We also call on the European Commission to work with the European Parliament and the Council to take measures to support civil society organisations that promote the implementation of EU law and the fundamental values of the EU. While the example of Hungary may be the most extreme, civil society organisations are also facing restrictions on their activities, funding cuts and attacks on their reputation in other Member States. The Union should therefore take measures to support civil society organisations. Such measures should include the creation of a fund to support civil society organisations inside the EU that promote the fundamental values of the EU. Such a fund should provide operational grants, support litigation and watchdog activities and capacity building activities.

Yours sincerely,

Balazs Denes
Executive Director
Civil Liberties Union for Europe

also on behalf of:

Stefánia Kapronczay
Executive Director
Hungarian Civil Liberties Union

Márta Pardavi
Co-Chair
Hungarian Helsinki Committee



[1] Hungarian Helsinki Committee et al., 'Timeline of governmental attacks against Hungarian civil society organisations', 7 April 2017.

[2] Prime Minister Viktor Orbán's speech at the closing event for the National Consultation, delivered 27 June 2017, Budapest, available via the website of the Hungarian government, http://www.kormany.hu/.

[3] Opening remarks of First Vice-President Frans Timmermans in the European Parliament debate on Hungary, 26 April 2017.

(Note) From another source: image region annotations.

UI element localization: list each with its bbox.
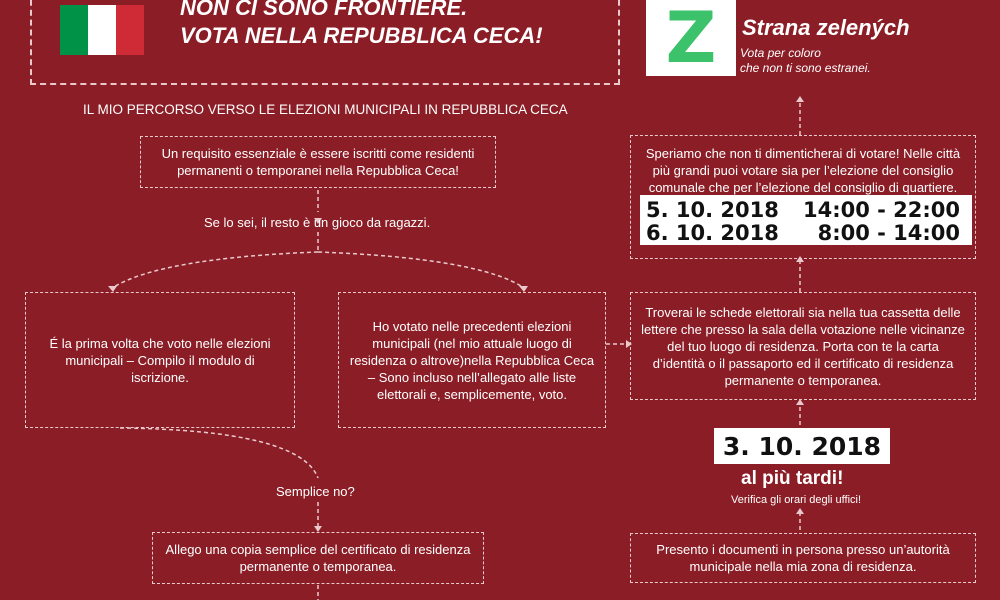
easy-note: Se lo sei, il resto è un gioco da ragazzi.: [204, 215, 431, 230]
logo-letter: Z: [665, 0, 717, 79]
deadline-label: al più tardi!: [741, 468, 844, 489]
tagline-line-1: Vota per coloro: [740, 46, 821, 60]
date-1: 5. 10. 2018: [646, 198, 779, 222]
party-name: Strana zelených: [742, 15, 910, 40]
simple-question: Semplice no?: [276, 484, 355, 499]
first-time-box: É la prima volta che voto nelle elezioni municipali – Compilo il modulo di iscrizione.: [25, 292, 295, 428]
time-2: 8:00 - 14:00: [817, 221, 960, 245]
election-dates: [640, 195, 972, 245]
ballots-box: Troverai le schede elettorali sia nella tua cassetta delle lettere che presso la sala della votazione nelle vicinanze del tuo luogo di residenza. Porta con te la carta d’identità o il passaporto ed il certificato di residenza permanente o temporanea.: [630, 292, 976, 400]
attach-box: Allego una copia semplice del certificato di residenza permanente o temporanea.: [152, 532, 484, 584]
office-hours-note: Verifica gli orari degli uffici!: [731, 494, 862, 506]
present-box: Presento i documenti in persona presso un’autorità municipale nella mia zona di residenza.: [630, 533, 976, 583]
page-subtitle: IL MIO PERCORSO VERSO LE ELEZIONI MUNICIPALI IN REPUBBLICA CECA: [83, 102, 568, 117]
voted-before-box: Ho votato nelle precedenti elezioni municipali (nel mio attuale luogo di residenza o altrove)nella Repubblica Ceca – Sono incluso nell’allegato alle liste elettorali e, semplicemente, voto.: [338, 292, 606, 428]
headline-line-2: VOTA NELLA REPUBBLICA CECA!: [180, 23, 543, 48]
time-1: 14:00 - 22:00: [802, 198, 960, 222]
deadline-date: 3. 10. 2018: [714, 428, 890, 464]
headline-line-1: NON CI SONO FRONTIERE.: [180, 0, 468, 20]
tagline-line-2: che non ti sono estranei.: [740, 61, 871, 75]
requirement-box: Un requisito essenziale è essere iscritti come residenti permanenti o temporanei nella Repubblica Ceca!: [140, 136, 496, 188]
reminder-box: Speriamo che non ti dimenticherai di votare! Nelle città più grandi puoi votare sia per l’elezione del consiglio comunale che per l’elezione del consiglio di quartiere.: [630, 135, 976, 259]
date-2: 6. 10. 2018: [646, 221, 779, 245]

[4] European Parliament Resolution of 17 May 2017 on the situation in Hungary; Resolution 2162 (2017) of the Parliamentary Assembly of the Council of Europe, 27 April 2017; European Union Agency for Fundamental Rights, 'FRA expresses concern over threats to civil society and freedom of education in the EU', 10 April 2017; Council of Europe Commissioner for Human Rights, 'Human Rights Comment: The shrinking space for human rights organisations', 4 April 2017.

[5] Venice Commission, 'Hungary - Preliminary Opinion on the draft law on the transparency of organisations receiving support from abroad', CDL-PI(2017)002-e, 2 June 2017.

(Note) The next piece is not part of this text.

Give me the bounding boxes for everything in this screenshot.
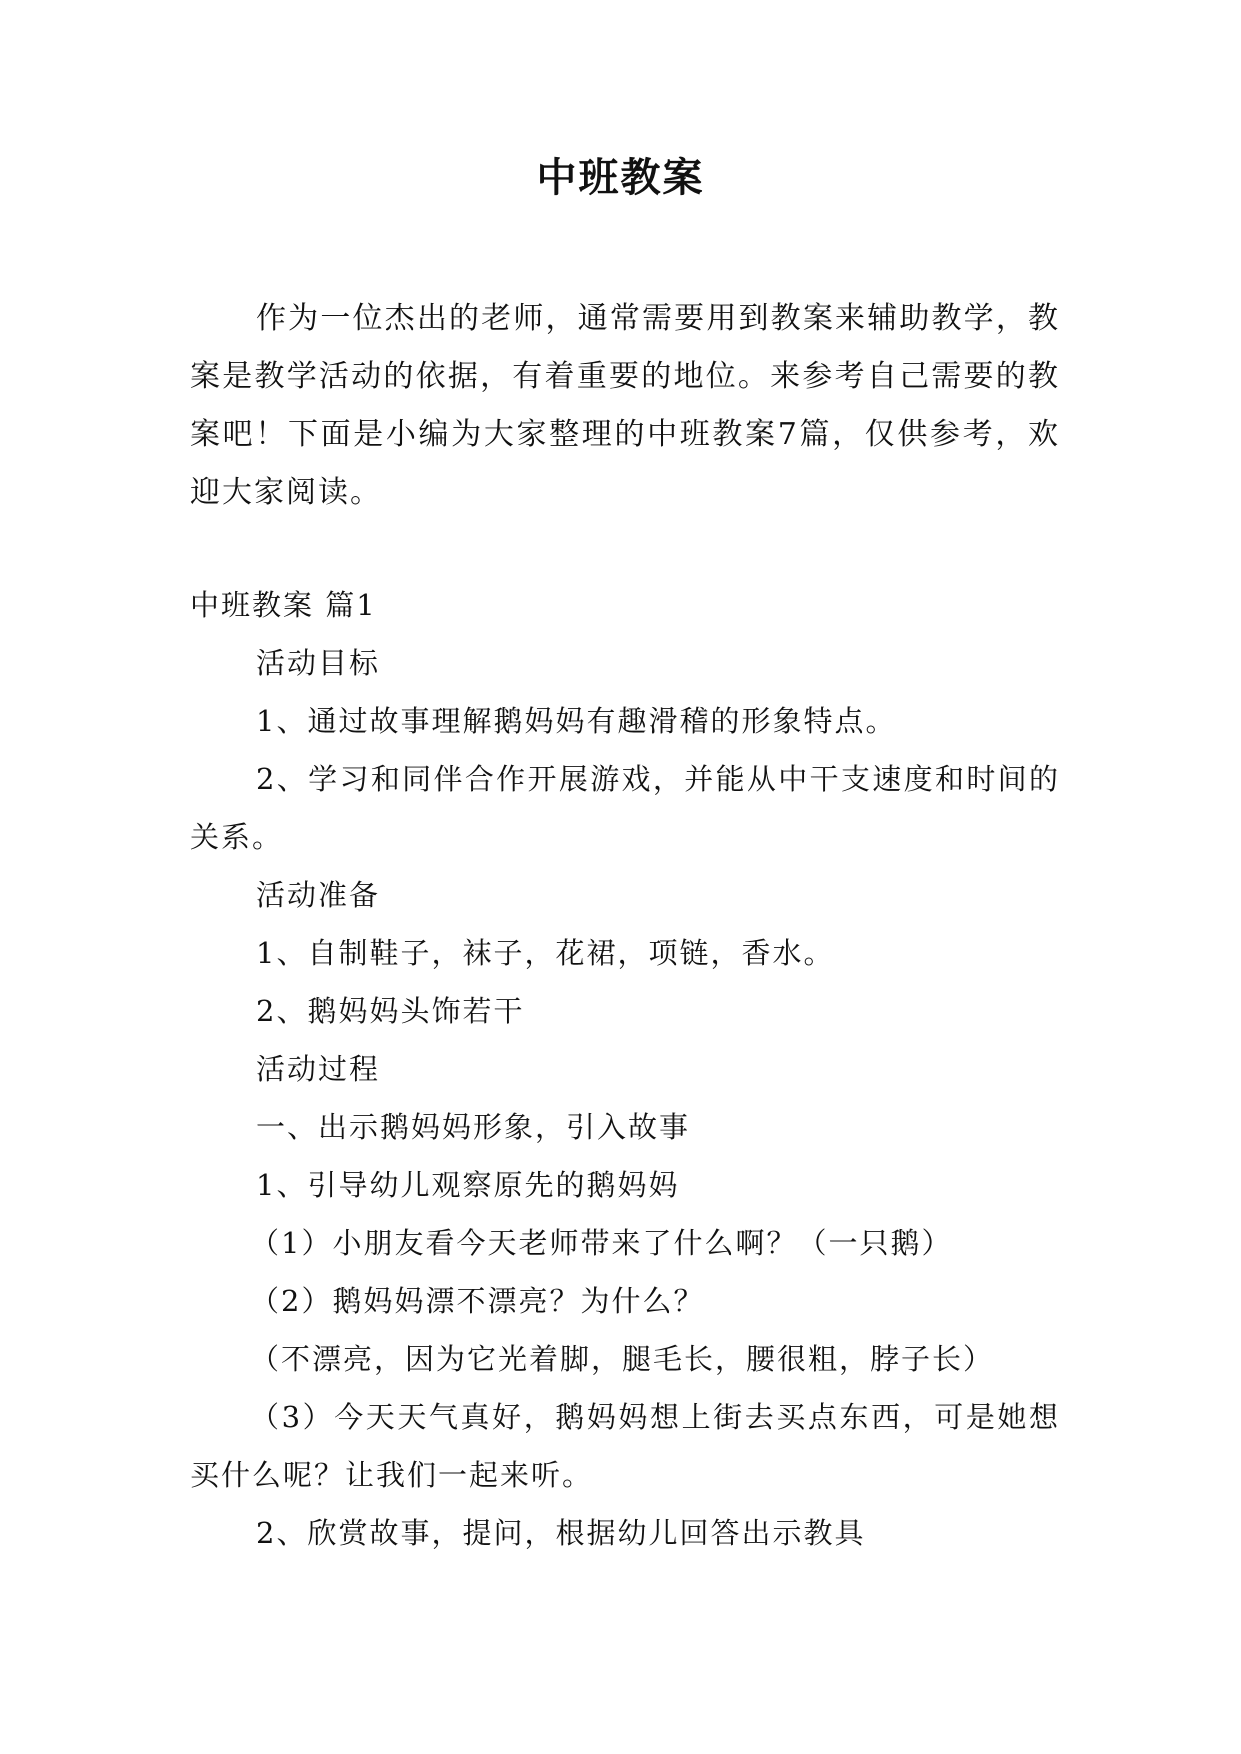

[6] Venice Commission, 'Hungary - Opinion on the draft Law on the transparency of organisations receiving support from abroad', CDL-AD(2017)015-e, 20 June 2017, para. 64.

[7] Council Conclusions on EU engagement with civil society in external relations, 10279/17, 19 June 2017; Council Conclusions on the roots of democracy and sustainable development: Europe's engagement with civil society in external relations, 14535/12, 15 October 2012; Commission Communication, 'The roots of democracy and sustainable development: Europe's engagement with civil society in external relations', COM(2012) 492, 12 September 2012.

[8] Case C-286/12 Commission v Hungary, EU:C:2012:687, 6 November 2012. Less than one fifth of the forcibly retired judges were reinstated, and even then not necessarily into their previously leading positions. For discussion see: Halmai, G., 'The early retirement age of the Hungarian Judges', in Fernanda, N. & Davis, B., (eds)., 'EU Law stories: Contextual and critical histories of European jurisprudence', 2017, chapter 24.